Os elos internacionais das rêdes em que se insere a pesquisadora ampliam-se com os seus vínculos com países íbero-americanos, em particular com o Chile, onde viveu vários anos e o que explica o fato de dominar o castelhano. No Chile vivem os seus dois filhos mais velhos, filhos da união com Hugo Eligio Becerra Rojas: Samuel Christian Becerra Brochner Misfeldt, nascido em São Paulo (*1979) e Marco Antonio Becerra Brochner Misfeldt (*1982), nascido no Chile, onde vive. O seu terceiro filho, John Albert Gonzalez Brochner Misfeldt (*1995), nasceu em Santos, SP.


Aspectos teoricos: Inserção do pesquisador em processos culturais


A consideração dos contextos em que se insere Anna Margarita Brochner Misfeld em concomitância àquela dos estudos genealógicos que desenvolve é uma exigência dos próprios Estudos Culturais.


Pesquisas genealógicas desenvolvidas em âmbitos familiares não devem ser consideradas apenas sob a perspectiva da Historiografia e do levantamento de fontes documentais, mas sim também de estudos que relacionam procedimentos históricos e empíricos e consideram a inserção do próprio observador em processos culturais.


O estudioso da própria família não é apenas historiador, mas pesquisador do próprio contexto cultural em que se insere ou com o qual se identifica. Já no início da década de 70, o então Museu de Artes e Técnicas Populares da Associação Brasileira de Folclore incentivava aqueles que passavam a dedicar-se à pesquisa a voltar-se primeiramente à própria família, nos seus pressupostos históricos e nas suas expressões culturais, tradições e práticas em situações informais ou espontâneas.


Essa orientação teve consequências para a consideração de imigrações no âmbito do ramo disciplinar respectivo, até então por demais marcado por concepções nacionalistas de Folclore.


Por outro lado, a consciência da necessidade de superação da categorizações de esferas culturais como objeto de estudos para a atualização de disciplinas culturais levou a um maior direcionamento da atenção a processos, inclusive àqueles no qual se insere o próprio observador. Essa reorientação  tem consequências para as convencionais separações disciplinares entre uma pesquisa dirigida ao próprio contexto cultural do observador e àquele que lhe é estranho, o da Etnologia.

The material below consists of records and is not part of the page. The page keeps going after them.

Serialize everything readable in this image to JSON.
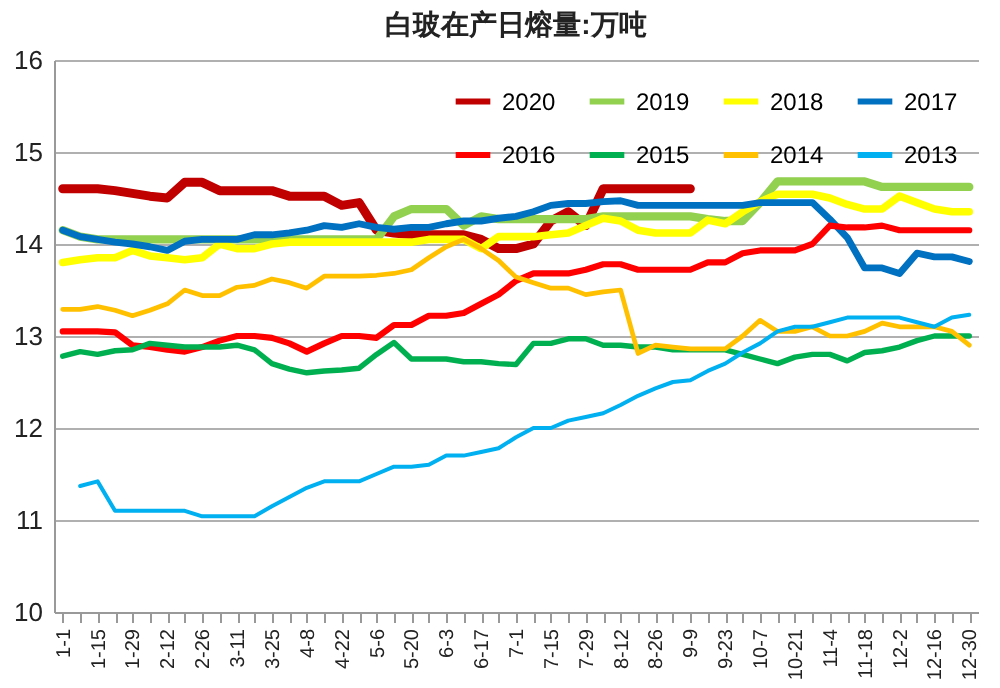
{
  "chart_data": {
    "type": "line",
    "title": "白玻在产日熔量:万吨",
    "categories": [
      "1-1",
      null,
      "1-15",
      null,
      "1-29",
      null,
      "2-12",
      null,
      "2-26",
      null,
      "3-11",
      null,
      "3-25",
      null,
      "4-8",
      null,
      "4-22",
      null,
      "5-6",
      null,
      "5-20",
      null,
      "6-3",
      null,
      "6-17",
      null,
      "7-1",
      null,
      "7-15",
      null,
      "7-29",
      null,
      "8-12",
      null,
      "8-26",
      null,
      "9-9",
      null,
      "9-23",
      null,
      "10-7",
      null,
      "10-21",
      null,
      "11-4",
      null,
      "11-18",
      null,
      "12-2",
      null,
      "12-16",
      null,
      "12-30"
    ],
    "ylim": [
      10,
      16
    ],
    "yticks": [
      10,
      11,
      12,
      13,
      14,
      15,
      16
    ],
    "grid": "y",
    "legend": "top right",
    "marker": "none",
    "series": [
      {
        "name": "2020",
        "color": "#c00000",
        "values": [
          14.6,
          14.6,
          14.6,
          14.58,
          14.55,
          14.52,
          14.5,
          14.67,
          14.67,
          14.58,
          14.58,
          14.58,
          14.58,
          14.52,
          14.52,
          14.52,
          14.42,
          14.45,
          14.15,
          14.12,
          14.1,
          14.1,
          14.1,
          14.1,
          14.05,
          13.95,
          13.95,
          14.0,
          14.25,
          14.35,
          14.2,
          14.6,
          14.6,
          14.6,
          14.6,
          14.6,
          14.6,
          null,
          null,
          null,
          null,
          null,
          null,
          null,
          null,
          null,
          null,
          null,
          null,
          null,
          null,
          null,
          null
        ]
      },
      {
        "name": "2019",
        "color": "#92d050",
        "values": [
          14.15,
          14.08,
          14.05,
          14.05,
          14.05,
          14.05,
          14.05,
          14.05,
          14.05,
          14.05,
          14.05,
          14.05,
          14.05,
          14.05,
          14.05,
          14.05,
          14.05,
          14.05,
          14.05,
          14.3,
          14.38,
          14.38,
          14.38,
          14.2,
          14.3,
          14.27,
          14.27,
          14.27,
          14.27,
          14.27,
          14.27,
          14.3,
          14.3,
          14.3,
          14.3,
          14.3,
          14.3,
          14.27,
          14.25,
          14.25,
          14.45,
          14.68,
          14.68,
          14.68,
          14.68,
          14.68,
          14.68,
          14.62,
          14.62,
          14.62,
          14.62,
          14.62,
          14.62
        ]
      },
      {
        "name": "2018",
        "color": "#ffff00",
        "values": [
          13.8,
          13.83,
          13.85,
          13.85,
          13.93,
          13.87,
          13.85,
          13.83,
          13.85,
          14.0,
          13.95,
          13.95,
          14.0,
          14.02,
          14.02,
          14.02,
          14.02,
          14.02,
          14.02,
          14.02,
          14.02,
          14.05,
          14.05,
          14.05,
          13.95,
          14.08,
          14.08,
          14.08,
          14.1,
          14.12,
          14.2,
          14.28,
          14.25,
          14.15,
          14.12,
          14.12,
          14.12,
          14.26,
          14.22,
          14.35,
          14.46,
          14.54,
          14.54,
          14.54,
          14.5,
          14.43,
          14.38,
          14.38,
          14.52,
          14.45,
          14.38,
          14.35,
          14.35
        ]
      },
      {
        "name": "2017",
        "color": "#0070c0",
        "values": [
          14.15,
          14.08,
          14.05,
          14.02,
          14.0,
          13.97,
          13.93,
          14.03,
          14.05,
          14.05,
          14.05,
          14.1,
          14.1,
          14.12,
          14.15,
          14.2,
          14.18,
          14.22,
          14.18,
          14.16,
          14.18,
          14.18,
          14.22,
          14.25,
          14.25,
          14.28,
          14.3,
          14.35,
          14.42,
          14.44,
          14.44,
          14.46,
          14.47,
          14.42,
          14.42,
          14.42,
          14.42,
          14.42,
          14.42,
          14.42,
          14.45,
          14.45,
          14.45,
          14.45,
          14.27,
          14.07,
          13.74,
          13.74,
          13.68,
          13.9,
          13.86,
          13.86,
          13.81
        ]
      },
      {
        "name": "2016",
        "color": "#ff0000",
        "values": [
          13.05,
          13.05,
          13.05,
          13.04,
          12.9,
          12.88,
          12.85,
          12.83,
          12.88,
          12.95,
          13.0,
          13.0,
          12.98,
          12.92,
          12.83,
          12.92,
          13.0,
          13.0,
          12.98,
          13.12,
          13.12,
          13.22,
          13.22,
          13.25,
          13.35,
          13.45,
          13.6,
          13.68,
          13.68,
          13.68,
          13.72,
          13.78,
          13.78,
          13.72,
          13.72,
          13.72,
          13.72,
          13.8,
          13.8,
          13.9,
          13.93,
          13.93,
          13.93,
          14.0,
          14.2,
          14.18,
          14.18,
          14.2,
          14.15,
          14.15,
          14.15,
          14.15,
          14.15
        ]
      },
      {
        "name": "2015",
        "color": "#00b050",
        "values": [
          12.78,
          12.83,
          12.8,
          12.84,
          12.85,
          12.92,
          12.9,
          12.88,
          12.88,
          12.88,
          12.9,
          12.85,
          12.7,
          12.64,
          12.6,
          12.62,
          12.63,
          12.65,
          12.8,
          12.93,
          12.75,
          12.75,
          12.75,
          12.72,
          12.72,
          12.7,
          12.69,
          12.92,
          12.92,
          12.97,
          12.97,
          12.9,
          12.9,
          12.88,
          12.88,
          12.85,
          12.85,
          12.85,
          12.85,
          12.8,
          12.75,
          12.7,
          12.77,
          12.8,
          12.8,
          12.73,
          12.82,
          12.84,
          12.88,
          12.95,
          13.0,
          13.0,
          13.0
        ]
      },
      {
        "name": "2014",
        "color": "#ffc000",
        "values": [
          13.29,
          13.29,
          13.32,
          13.28,
          13.22,
          13.28,
          13.35,
          13.5,
          13.44,
          13.44,
          13.53,
          13.55,
          13.62,
          13.58,
          13.52,
          13.65,
          13.65,
          13.65,
          13.66,
          13.68,
          13.72,
          13.85,
          13.97,
          14.05,
          13.95,
          13.82,
          13.64,
          13.58,
          13.52,
          13.52,
          13.45,
          13.48,
          13.5,
          12.81,
          12.9,
          12.88,
          12.86,
          12.86,
          12.86,
          13.0,
          13.17,
          13.05,
          13.05,
          13.1,
          13.0,
          13.0,
          13.05,
          13.14,
          13.1,
          13.1,
          13.1,
          13.05,
          12.9
        ]
      },
      {
        "name": "2013",
        "color": "#00b0f0",
        "values": [
          null,
          11.37,
          11.42,
          11.1,
          11.1,
          11.1,
          11.1,
          11.1,
          11.04,
          11.04,
          11.04,
          11.04,
          11.15,
          11.25,
          11.35,
          11.42,
          11.42,
          11.42,
          11.5,
          11.58,
          11.58,
          11.6,
          11.7,
          11.7,
          11.74,
          11.78,
          11.9,
          12.0,
          12.0,
          12.08,
          12.12,
          12.16,
          12.25,
          12.35,
          12.43,
          12.5,
          12.52,
          12.62,
          12.7,
          12.82,
          12.92,
          13.05,
          13.1,
          13.1,
          13.15,
          13.2,
          13.2,
          13.2,
          13.2,
          13.15,
          13.1,
          13.2,
          13.23
        ]
      }
    ]
  }
}
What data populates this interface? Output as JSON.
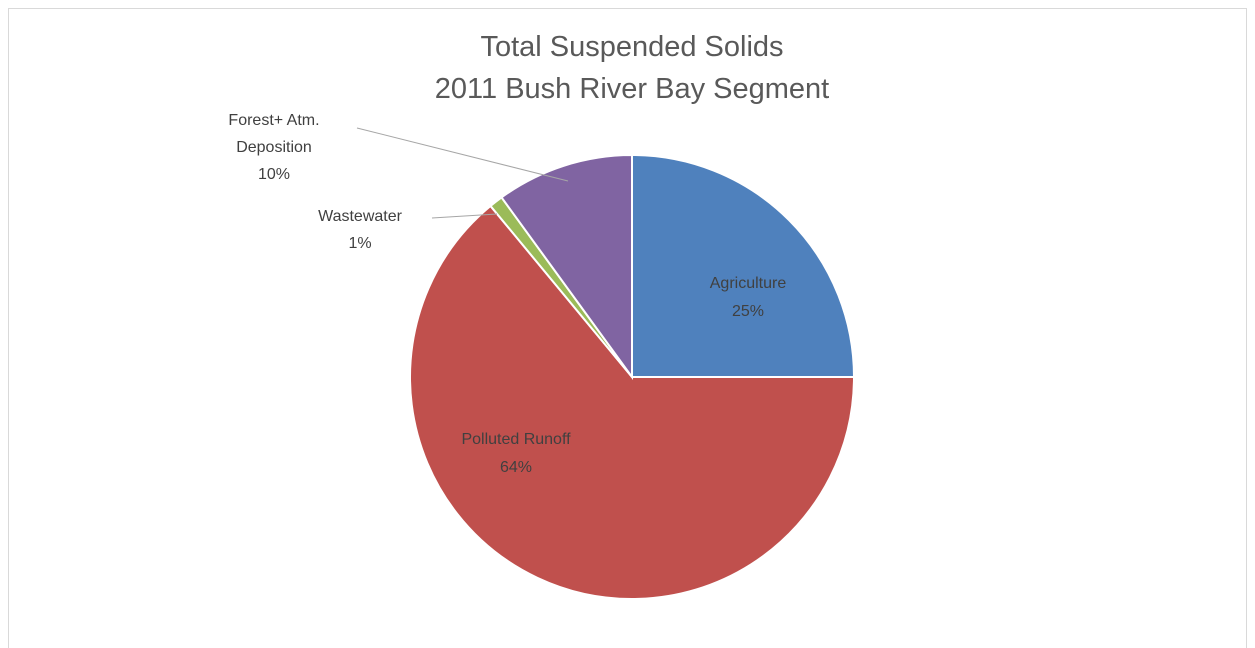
{
  "chart_data": {
    "type": "pie",
    "title_lines": [
      "Total Suspended Solids",
      "2011 Bush River Bay Segment"
    ],
    "slices": [
      {
        "label": "Agriculture",
        "label_lines": [
          "Agriculture"
        ],
        "value": 25,
        "percent_label": "25%",
        "color": "#4F81BD"
      },
      {
        "label": "Polluted Runoff",
        "label_lines": [
          "Polluted Runoff"
        ],
        "value": 64,
        "percent_label": "64%",
        "color": "#C0504D"
      },
      {
        "label": "Wastewater",
        "label_lines": [
          "Wastewater"
        ],
        "value": 1,
        "percent_label": "1%",
        "color": "#9BBB59"
      },
      {
        "label": "Forest+ Atm. Deposition",
        "label_lines": [
          "Forest+ Atm.",
          "Deposition"
        ],
        "value": 10,
        "percent_label": "10%",
        "color": "#8064A2"
      }
    ]
  }
}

A consideração do trabalho de Anna Margarita Brochner Misfeldt e da sua própria posição em contextos familiares traz à consciência que essa divisão disciplinar não pode ser mantida sem maiores reflexões. Ela não atua apenas como historiadora e pesquisadora do próprio contexto com que se identifica, mas é obrigada também a considerar outros ângulos de observação, agindo por assim dizer como etnóloga, tanto relativamente à Europa como ao Brasil nas suas relações com outros países do continente.


A sua situação e o seu trabalho revelam, sobretudo, um complexo de questões que se levantam no desenvolvimento de Estudos Culturais Europeus a partir de enfoques brasileiros e cuja necessidade vem sentida de forma crescente nas últimas décadas.


A visão da memória e o procedimento retrospectivo


Uma das questões teóricas que se levantam é o da orientação do presente ao passado  - antes própria de pesquisas da memória -, nas suas relações com aquelamais propriamente histórica, que procedem do passado ao presente.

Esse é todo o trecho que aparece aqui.